MANY as one million people took to the streets of Florence, Italy, on 9 November to show their opposition to war on Iraq (see our report here).
This was the biggest show of strength of the anti-war movement so far. The demo followed on from the 200,000 strong protest in Washington and the 400,000 who marched in London on 28 September.
Bush feels strengthened by his victories in the US elections and securing a unanimous resolution in the UN Security Council. But the size and scope of the anti-war movement clearly shows that opposition to war against Iraq is growing.
As the resolution was being passed the US build-up of troops in the Gulf was accelerating – with the final aim of having a force of up to 250,000 in readiness for an invasion. 15,000 British troops could be despatched to the region.
Bush and Blair are both preparing for war. The UN resolution means that the US could decide at any time that Saddam Hussein is not complying and begin an attack without further UN agreement.

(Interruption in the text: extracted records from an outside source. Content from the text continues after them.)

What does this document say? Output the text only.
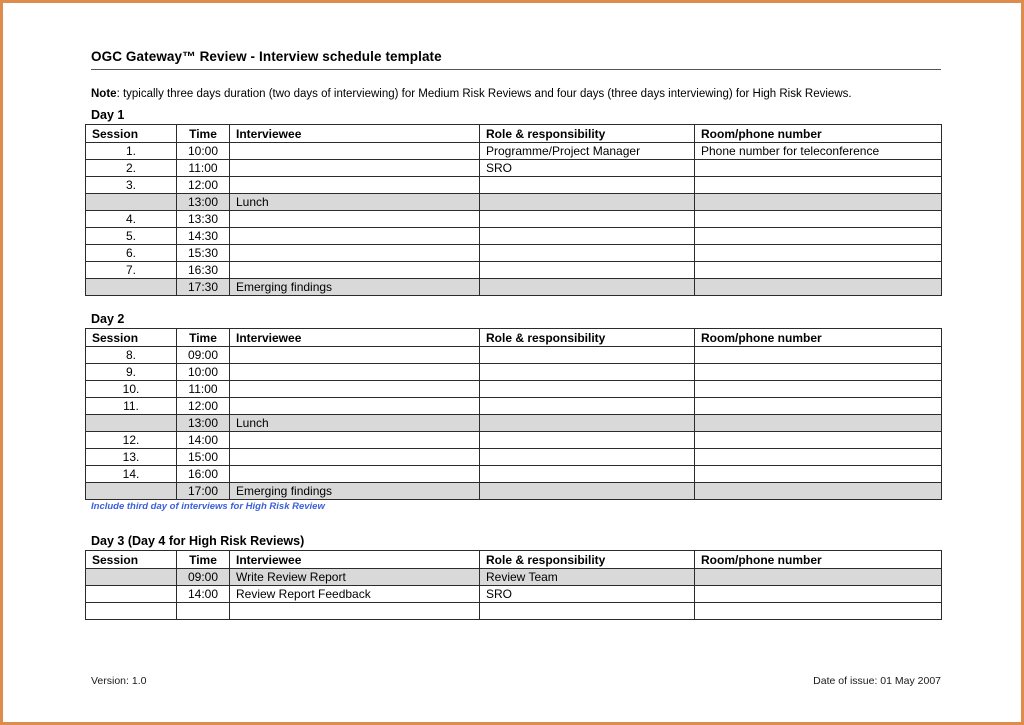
OGC Gateway™ Review - Interview schedule template

Note: typically three days duration (two days of interviewing) for Medium Risk Reviews and four days (three days interviewing) for High Risk Reviews.

Day 1
Session	Time	Interviewee	Role & responsibility	Room/phone number
1.	10:00		Programme/Project Manager	Phone number for teleconference
2.	11:00		SRO	
3.	12:00			
	13:00	Lunch		
4.	13:30			
5.	14:30			
6.	15:30			
7.	16:30			
	17:30	Emerging findings		
Day 2
Session	Time	Interviewee	Role & responsibility	Room/phone number
8.	09:00			
9.	10:00			
10.	11:00			
11.	12:00			
	13:00	Lunch		
12.	14:00			
13.	15:00			
14.	16:00			
	17:00	Emerging findings		

Include third day of interviews for High Risk Review

Day 3 (Day 4 for High Risk Reviews)
Session	Time	Interviewee	Role & responsibility	Room/phone number
	09:00	Write Review Report	Review Team	
	14:00	Review Report Feedback	SRO	

Version: 1.0	Date of issue: 01 May 2007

A war against Iraq will be a war for oil and the power and dominance of US imperialism. Oil companies have already been plotting how to carve up the oilfields in a post-Saddam Iraq. The carrot of oil profits was dangled in front of UN Security Council countries to get their agreement for the resolution on Iraq.
A war will mean thousands of innocent people being slaughtered for profits and prestige.
The US has the biggest arsenal of weapons of mass destruction in the world and is prepared to use them in a pre-emptive strike to defend its economic interests in the Middle East and beyond.
Blair has hitched his cart to the US war machine. He says there is no money to pay firefighters, council workers, nurses, teachers, college lecturers and all those fighting against low pay. But he can find millions to wage war against the Iraqi people.
He seems determined to wage war on two fronts – for oil in Iraq and a war against public-sector and low-paid workers at home. But he is facing enormous resistance to both.
We need to build the anti-war movement as well as building the struggle for decent pay. And we need to build a socialist alternative to war and the inequality and exploitation that Bush and Blair’s profit system creates.